Витюша, зевая, вынул из вещьмешка свою персональную -- и тоже от Дедулина --
ложку, на выпуклой части которой, той самой, чем щелкают салагам по задницам,
было аккуратно выколото: "Ищи, сука, мясо!" -- Витюша достал свою личную,
алюминиевую ложку, он высунул голову в оконце -- на кого это там разорался
Филин? -- да так и замер с изготовленным для очередного зевка ртом.
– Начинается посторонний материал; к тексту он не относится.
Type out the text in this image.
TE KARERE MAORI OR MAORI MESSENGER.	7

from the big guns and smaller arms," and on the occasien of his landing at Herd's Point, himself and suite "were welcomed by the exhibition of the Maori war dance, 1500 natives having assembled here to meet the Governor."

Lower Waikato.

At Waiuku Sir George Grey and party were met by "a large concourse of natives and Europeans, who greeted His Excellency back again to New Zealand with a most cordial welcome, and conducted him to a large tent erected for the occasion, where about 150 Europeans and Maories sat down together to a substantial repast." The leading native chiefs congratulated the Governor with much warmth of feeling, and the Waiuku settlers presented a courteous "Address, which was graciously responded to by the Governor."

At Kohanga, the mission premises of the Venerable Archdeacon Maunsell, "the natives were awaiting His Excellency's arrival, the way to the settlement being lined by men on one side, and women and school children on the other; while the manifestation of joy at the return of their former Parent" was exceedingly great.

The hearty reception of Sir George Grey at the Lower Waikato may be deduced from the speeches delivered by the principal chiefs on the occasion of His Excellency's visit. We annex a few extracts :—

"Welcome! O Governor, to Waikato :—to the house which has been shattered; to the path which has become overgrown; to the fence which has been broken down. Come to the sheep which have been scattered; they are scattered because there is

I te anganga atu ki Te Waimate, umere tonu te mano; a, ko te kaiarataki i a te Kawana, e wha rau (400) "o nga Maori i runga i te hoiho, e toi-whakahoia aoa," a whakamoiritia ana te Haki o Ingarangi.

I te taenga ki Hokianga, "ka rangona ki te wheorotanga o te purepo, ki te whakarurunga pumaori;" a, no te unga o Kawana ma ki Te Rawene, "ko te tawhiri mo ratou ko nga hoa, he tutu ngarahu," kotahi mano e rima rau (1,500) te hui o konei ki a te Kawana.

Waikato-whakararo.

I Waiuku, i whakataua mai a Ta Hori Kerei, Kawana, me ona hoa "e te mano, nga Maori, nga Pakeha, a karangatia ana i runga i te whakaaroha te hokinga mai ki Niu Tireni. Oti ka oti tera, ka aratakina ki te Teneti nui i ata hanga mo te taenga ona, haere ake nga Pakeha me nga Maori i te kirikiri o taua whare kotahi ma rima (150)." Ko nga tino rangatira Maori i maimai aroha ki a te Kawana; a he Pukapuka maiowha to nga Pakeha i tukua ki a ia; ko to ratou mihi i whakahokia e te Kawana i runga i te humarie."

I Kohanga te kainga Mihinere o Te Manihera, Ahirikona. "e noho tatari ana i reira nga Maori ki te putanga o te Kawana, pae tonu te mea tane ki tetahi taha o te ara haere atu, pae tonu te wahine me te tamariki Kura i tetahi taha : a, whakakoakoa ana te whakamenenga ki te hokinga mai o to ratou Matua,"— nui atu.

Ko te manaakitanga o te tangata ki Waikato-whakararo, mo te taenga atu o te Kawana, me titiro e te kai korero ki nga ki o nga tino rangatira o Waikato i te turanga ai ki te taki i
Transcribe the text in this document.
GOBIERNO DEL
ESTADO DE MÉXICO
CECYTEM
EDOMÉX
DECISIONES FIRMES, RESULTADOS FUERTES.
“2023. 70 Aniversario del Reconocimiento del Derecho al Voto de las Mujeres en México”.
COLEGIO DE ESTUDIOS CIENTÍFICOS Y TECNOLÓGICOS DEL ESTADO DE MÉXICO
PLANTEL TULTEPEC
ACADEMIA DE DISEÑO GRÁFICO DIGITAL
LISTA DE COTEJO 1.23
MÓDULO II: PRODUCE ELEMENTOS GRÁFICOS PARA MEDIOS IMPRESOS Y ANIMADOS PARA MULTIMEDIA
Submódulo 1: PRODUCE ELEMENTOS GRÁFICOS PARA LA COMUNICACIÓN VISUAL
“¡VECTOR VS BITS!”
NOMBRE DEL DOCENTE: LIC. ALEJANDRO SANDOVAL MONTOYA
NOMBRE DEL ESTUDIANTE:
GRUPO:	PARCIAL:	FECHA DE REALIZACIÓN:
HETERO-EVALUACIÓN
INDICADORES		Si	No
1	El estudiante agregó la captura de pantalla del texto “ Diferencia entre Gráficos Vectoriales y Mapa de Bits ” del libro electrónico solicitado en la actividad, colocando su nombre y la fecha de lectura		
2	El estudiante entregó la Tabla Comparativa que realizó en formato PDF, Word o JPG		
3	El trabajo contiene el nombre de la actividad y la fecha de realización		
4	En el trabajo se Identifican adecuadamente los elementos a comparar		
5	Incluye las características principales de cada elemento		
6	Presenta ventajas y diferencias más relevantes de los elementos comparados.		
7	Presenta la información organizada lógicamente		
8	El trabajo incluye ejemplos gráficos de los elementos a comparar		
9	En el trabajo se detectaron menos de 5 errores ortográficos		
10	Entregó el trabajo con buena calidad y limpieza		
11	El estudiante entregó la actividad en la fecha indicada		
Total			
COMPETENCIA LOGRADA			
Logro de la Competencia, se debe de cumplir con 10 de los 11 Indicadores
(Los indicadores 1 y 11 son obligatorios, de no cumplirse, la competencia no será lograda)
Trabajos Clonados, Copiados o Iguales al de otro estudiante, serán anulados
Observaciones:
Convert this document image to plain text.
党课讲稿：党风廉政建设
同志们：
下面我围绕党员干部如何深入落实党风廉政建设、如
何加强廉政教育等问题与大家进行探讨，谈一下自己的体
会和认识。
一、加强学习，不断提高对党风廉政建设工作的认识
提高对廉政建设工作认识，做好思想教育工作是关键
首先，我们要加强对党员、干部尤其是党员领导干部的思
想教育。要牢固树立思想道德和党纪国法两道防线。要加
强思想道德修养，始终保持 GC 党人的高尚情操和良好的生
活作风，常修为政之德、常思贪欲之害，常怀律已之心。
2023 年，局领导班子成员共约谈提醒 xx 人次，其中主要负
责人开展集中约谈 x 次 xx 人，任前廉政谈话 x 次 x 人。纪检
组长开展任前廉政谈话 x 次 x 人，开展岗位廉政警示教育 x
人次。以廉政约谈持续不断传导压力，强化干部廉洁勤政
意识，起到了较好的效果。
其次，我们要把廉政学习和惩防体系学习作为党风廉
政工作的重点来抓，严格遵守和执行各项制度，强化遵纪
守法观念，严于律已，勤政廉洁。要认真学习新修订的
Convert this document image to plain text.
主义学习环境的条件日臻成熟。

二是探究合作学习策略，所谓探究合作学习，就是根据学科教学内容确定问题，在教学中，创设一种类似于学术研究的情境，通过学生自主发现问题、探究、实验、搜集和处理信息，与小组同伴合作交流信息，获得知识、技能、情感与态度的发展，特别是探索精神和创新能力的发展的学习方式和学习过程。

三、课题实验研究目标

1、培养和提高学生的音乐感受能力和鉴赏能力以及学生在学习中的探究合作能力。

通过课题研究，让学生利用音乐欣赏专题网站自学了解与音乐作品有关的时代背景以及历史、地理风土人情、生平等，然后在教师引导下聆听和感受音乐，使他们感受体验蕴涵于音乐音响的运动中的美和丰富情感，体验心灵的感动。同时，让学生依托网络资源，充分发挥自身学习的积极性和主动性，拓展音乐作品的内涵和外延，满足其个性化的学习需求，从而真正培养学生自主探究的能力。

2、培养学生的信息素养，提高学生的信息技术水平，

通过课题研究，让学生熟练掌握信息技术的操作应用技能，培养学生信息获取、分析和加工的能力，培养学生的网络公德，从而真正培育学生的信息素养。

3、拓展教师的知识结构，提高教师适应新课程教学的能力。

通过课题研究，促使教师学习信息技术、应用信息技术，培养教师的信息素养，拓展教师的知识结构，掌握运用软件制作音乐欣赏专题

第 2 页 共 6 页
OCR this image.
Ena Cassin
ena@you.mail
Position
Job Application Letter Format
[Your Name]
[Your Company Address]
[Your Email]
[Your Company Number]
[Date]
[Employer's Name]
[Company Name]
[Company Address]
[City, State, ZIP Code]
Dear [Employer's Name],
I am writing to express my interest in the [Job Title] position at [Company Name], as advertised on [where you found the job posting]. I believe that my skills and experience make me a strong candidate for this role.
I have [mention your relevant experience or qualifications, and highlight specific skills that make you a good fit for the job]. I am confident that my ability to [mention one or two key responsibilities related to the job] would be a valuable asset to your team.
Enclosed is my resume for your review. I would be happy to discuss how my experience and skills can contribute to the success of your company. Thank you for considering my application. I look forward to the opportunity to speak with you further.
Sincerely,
За путями, метрах в четырехстах, ежели напрямки и наискосок через пустырь, он
увидел тот самый двухэтажный с голубятней на крыше дом, в котором прожил целых
семь месяцев -- вдали от родителей, вдали от Питера, Господи, вдали от всего,
что было -- и это выяснилось только здесь, в разлуке! -- так любимого и
дорогого, что Витюша с тоски чуть было не женился, нет не на библиотекарше,
совсем-совсем на другой, но это опять же совершенно из иной оперы!.. Дом был
так близок, что называется -- рукой подать, что Витюша даже ущипнул себя за
руку. Но это был никакой не сон, просто, пока он спал, ушел состав с
астраханской тухлятиной и открылся, елки, такой вид под гору, да еще с рекой,
широченной, как море, вдали, открылся такой, бля, вид, что у Витюши Эмского
прямо аж дух перехватило, а сердце затарахтело, как телеграфный аппарат СТ-35:
внимание всем членам и органам! быть готовыми к очередному чрезвычайному
происшествию!
И ЧП не заставило себя ждать!
В 8.15 по местному времени Витюша еще рубал макароны с тушенкой, в 8.16, даже
не доев, он вдруг хлопнул крышкой от солдатского котелка об пол, отчаянно
воскликнул: "А-а, да чего уж там!", -- выпрыгнул из вагона и, чуть не сбив с
ног товарища старшего лейтенанта Бдеева, сломя голову помчался прочь!
Ему кричали, его пытались остановить (сержант Филин) с помощью подножки, но
рядовой Эмский был неудержим. Лягнув сержанта, он кубарем скатился под откос и,
петляя как опившийся химией заяц, скрылся за штабелями старых шпал.